Tom
Tom

Reputation: 6342

the eventTimestamp in the method signature of WatermarkGenerator#onEvent seems redundant

The following is the definition of WatermarkGenerator,

@Public
public interface WatermarkGenerator<T> {

    /**
     * Called for every event, allows the watermark generator to examine and remember the
     * event timestamps, or to emit a watermark based on the event itself.
     */
    void onEvent(T event, long eventTimestamp, WatermarkOutput output);

    /**
     * Called periodically, and might emit a new watermark, or not.
     *
     * <p>The interval in which this method is called and Watermarks are generated
     * depends on {@link ExecutionConfig#getAutoWatermarkInterval()}.
     */
    void onPeriodicEmit(WatermarkOutput output);
}

For the onEvent method, why there is an redundant argument long eventTimestamp in the method signature, I think the event time should be able to be extracted from the T event(the concrete event type should carry with event time), and it should be equal to eventTimestamp, so I would ask why this redundant agument long eventTimestamp is needed since I can get it from event,what's design consideration here?

Upvotes: 1

Views: 61

Answers (2)

David Anderson
David Anderson

Reputation: 43707

The timestamp passed into the onEvent method is the current timestamp in the StreamRecord envelope wrapping your event.
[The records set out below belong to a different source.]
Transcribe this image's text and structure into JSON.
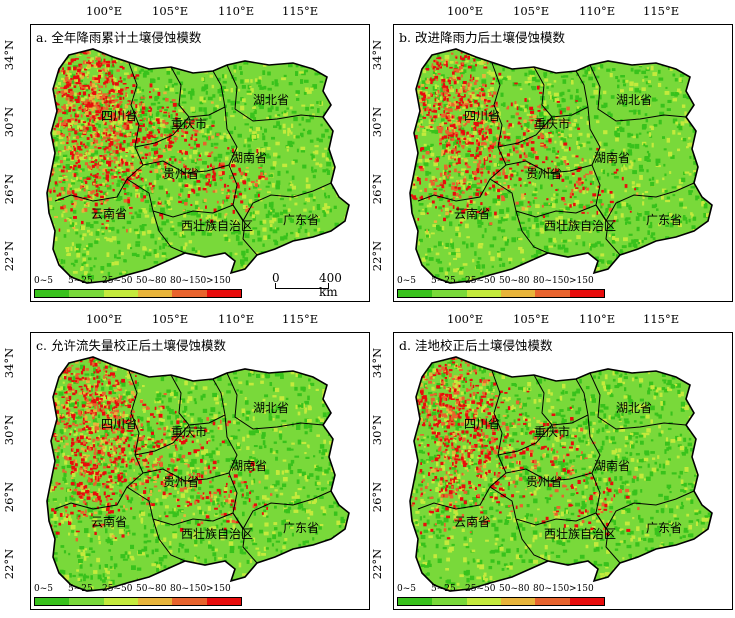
{
  "longitude_labels": [
    "100°E",
    "105°E",
    "110°E",
    "115°E"
  ],
  "latitude_labels": [
    "34°N",
    "30°N",
    "26°N",
    "22°N"
  ],
  "provinces": {
    "sichuan": "四川省",
    "chongqing": "重庆市",
    "hubei": "湖北省",
    "hunan": "湖南省",
    "guizhou": "贵州省",
    "yunnan": "云南省",
    "guangxi": "西壮族自治区",
    "guangdong": "广东省"
  },
  "legend": {
    "classes": [
      "0~5",
      "5~25",
      "25~50",
      "50~80",
      "80~150",
      ">150"
    ],
    "colors": [
      "#38c21c",
      "#79d93a",
      "#c4ea3c",
      "#e8b43a",
      "#e8632d",
      "#e80c0c"
    ]
  },
  "scale_bar": {
    "zero": "0",
    "distance": "400 km"
  },
  "panels": [
    {
      "title": "a. 全年降雨累计土壤侵蚀模数"
    },
    {
      "title": "b. 改进降雨力后土壤侵蚀模数"
    },
    {
      "title": "c. 允许流失量校正后土壤侵蚀模数"
    },
    {
      "title": "d. 洼地校正后土壤侵蚀模数"
    }
  ]
}
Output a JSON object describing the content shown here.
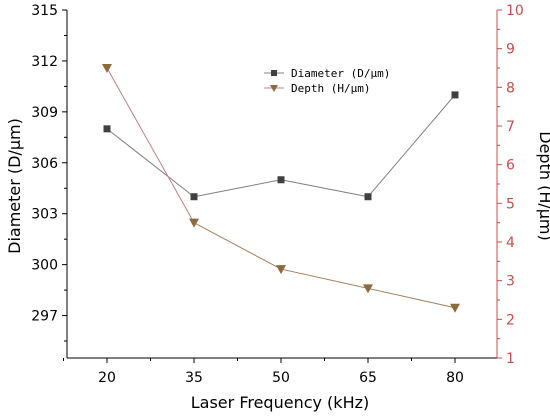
{
  "chart_data": {
    "type": "line",
    "title": "",
    "xlabel": "Laser Frequency (kHz)",
    "categories": [
      "20",
      "35",
      "50",
      "65",
      "80"
    ],
    "y_left": {
      "label": "Diameter (D/μm)",
      "lim": [
        294.5,
        315
      ],
      "ticks": [
        297,
        300,
        303,
        306,
        309,
        312,
        315
      ],
      "color": "#000000"
    },
    "y_right": {
      "label": "Depth (H/μm)",
      "lim": [
        1,
        10
      ],
      "ticks": [
        1,
        2,
        3,
        4,
        5,
        6,
        7,
        8,
        9,
        10
      ],
      "color": "#c0504d"
    },
    "series": [
      {
        "name": "Diameter (D/μm)",
        "axis": "left",
        "values": [
          308,
          304,
          305,
          304,
          310
        ],
        "color": "#808080",
        "marker_color": "#404040",
        "marker": "square"
      },
      {
        "name": "Depth (H/μm)",
        "axis": "right",
        "values": [
          8.5,
          4.5,
          3.3,
          2.8,
          2.3
        ],
        "color": "#c08080",
        "line_color_after_first": "#a08060",
        "marker_color": "#8b6b3d",
        "marker": "triangle-down"
      }
    ],
    "legend_position": "top-center",
    "grid": false
  }
}
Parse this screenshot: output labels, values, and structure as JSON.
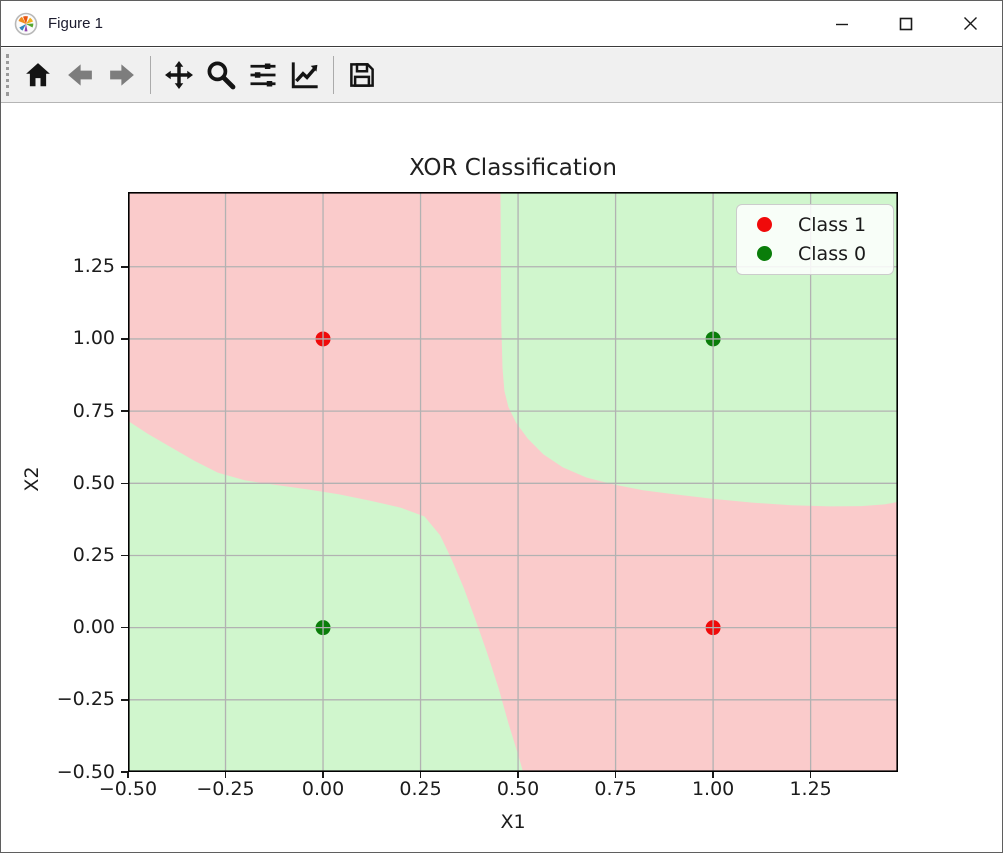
{
  "window": {
    "title": "Figure 1",
    "icons": {
      "app": "matplotlib-logo-icon",
      "minimize": "minimize-icon",
      "maximize": "maximize-icon",
      "close": "close-icon"
    }
  },
  "toolbar": {
    "buttons": [
      {
        "name": "home",
        "icon": "home-icon",
        "enabled": true
      },
      {
        "name": "back",
        "icon": "arrow-left-icon",
        "enabled": false
      },
      {
        "name": "forward",
        "icon": "arrow-right-icon",
        "enabled": false
      },
      {
        "name": "pan",
        "icon": "move-icon",
        "enabled": true
      },
      {
        "name": "zoom",
        "icon": "magnifier-icon",
        "enabled": true
      },
      {
        "name": "configure-subplots",
        "icon": "sliders-icon",
        "enabled": true
      },
      {
        "name": "customize",
        "icon": "line-chart-icon",
        "enabled": true
      },
      {
        "name": "save",
        "icon": "floppy-disk-icon",
        "enabled": true
      }
    ],
    "icon_color_enabled": "#141414",
    "icon_color_disabled": "#7d7d7d"
  },
  "chart_data": {
    "type": "scatter",
    "title": "XOR Classification",
    "xlabel": "X1",
    "ylabel": "X2",
    "xlim": [
      -0.5,
      1.474
    ],
    "ylim": [
      -0.5,
      1.509
    ],
    "grid": true,
    "grid_color": "#b2b2b2",
    "xticks": {
      "values": [
        -0.5,
        -0.25,
        0.0,
        0.25,
        0.5,
        0.75,
        1.0,
        1.25
      ],
      "labels": [
        "−0.50",
        "−0.25",
        "0.00",
        "0.25",
        "0.50",
        "0.75",
        "1.00",
        "1.25"
      ]
    },
    "yticks": {
      "values": [
        -0.5,
        -0.25,
        0.0,
        0.25,
        0.5,
        0.75,
        1.0,
        1.25
      ],
      "labels": [
        "−0.50",
        "−0.25",
        "0.00",
        "0.25",
        "0.50",
        "0.75",
        "1.00",
        "1.25"
      ]
    },
    "series": [
      {
        "name": "Class 1",
        "color": "#f00a0a",
        "points": [
          [
            0,
            1
          ],
          [
            1,
            0
          ]
        ]
      },
      {
        "name": "Class 0",
        "color": "#0a7d0a",
        "points": [
          [
            0,
            0
          ],
          [
            1,
            1
          ]
        ]
      }
    ],
    "decision_regions": {
      "class1_fill": "#facbcb",
      "class0_fill": "#d0f6cd",
      "class0_boundaries": [
        {
          "region": "upper-right",
          "curve": [
            [
              0.455,
              1.52
            ],
            [
              0.456,
              1.25
            ],
            [
              0.457,
              1.05
            ],
            [
              0.46,
              0.9
            ],
            [
              0.465,
              0.82
            ],
            [
              0.475,
              0.765
            ],
            [
              0.495,
              0.71
            ],
            [
              0.525,
              0.655
            ],
            [
              0.565,
              0.6
            ],
            [
              0.615,
              0.555
            ],
            [
              0.675,
              0.52
            ],
            [
              0.745,
              0.496
            ],
            [
              0.82,
              0.476
            ],
            [
              0.9,
              0.462
            ],
            [
              1.0,
              0.446
            ],
            [
              1.1,
              0.433
            ],
            [
              1.2,
              0.424
            ],
            [
              1.3,
              0.42
            ],
            [
              1.38,
              0.421
            ],
            [
              1.44,
              0.427
            ],
            [
              1.48,
              0.437
            ]
          ],
          "close_corner": [
            1.48,
            1.52
          ]
        },
        {
          "region": "lower-left",
          "curve": [
            [
              -0.51,
              0.725
            ],
            [
              -0.45,
              0.672
            ],
            [
              -0.39,
              0.625
            ],
            [
              -0.33,
              0.578
            ],
            [
              -0.27,
              0.537
            ],
            [
              -0.2,
              0.51
            ],
            [
              -0.12,
              0.494
            ],
            [
              -0.04,
              0.479
            ],
            [
              0.04,
              0.462
            ],
            [
              0.12,
              0.44
            ],
            [
              0.2,
              0.415
            ],
            [
              0.26,
              0.385
            ],
            [
              0.3,
              0.32
            ],
            [
              0.33,
              0.235
            ],
            [
              0.36,
              0.14
            ],
            [
              0.39,
              0.03
            ],
            [
              0.42,
              -0.085
            ],
            [
              0.45,
              -0.21
            ],
            [
              0.475,
              -0.33
            ],
            [
              0.5,
              -0.44
            ],
            [
              0.515,
              -0.51
            ]
          ],
          "close_corner": [
            -0.51,
            -0.51
          ]
        }
      ]
    },
    "legend": {
      "loc": "upper right",
      "entries": [
        {
          "label": "Class 1",
          "color": "#f00a0a"
        },
        {
          "label": "Class 0",
          "color": "#0a7d0a"
        }
      ]
    }
  }
}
This is whatever timestamp has previously been assigned to this event -- e.g., in the case of Kafka this might be the value of the timestamp in the Kafka record header.

While this is typically redundant information, there are situations where it is useful to have access to the timestamp previously assigned upstream.

Upvotes: 1

Svend
Svend

Reputation: 7228

I think the logic is to have the WatermarkGenerator not making any assumption regarding where the event time comes from.

A typical case is indeed when as a developer, we provide a TimestampAssigner a few steps earlier to extract an event time from each event. Even in this case, it is probably desirable not to repeat such logic in the WatermarkGenerator, to avoid coupling, especially if the process is more involved than just reading a single field. So that's a first motivation for providing it here.

Another typical case is when the event time is provided by the data source itself, independently from any field in each event. For example, one could choose to use the Kafka connector is such a way, letting it obtain an event time from the kafka timestamp metadata, independently of the event payload.

Upvotes: 1

Related Questions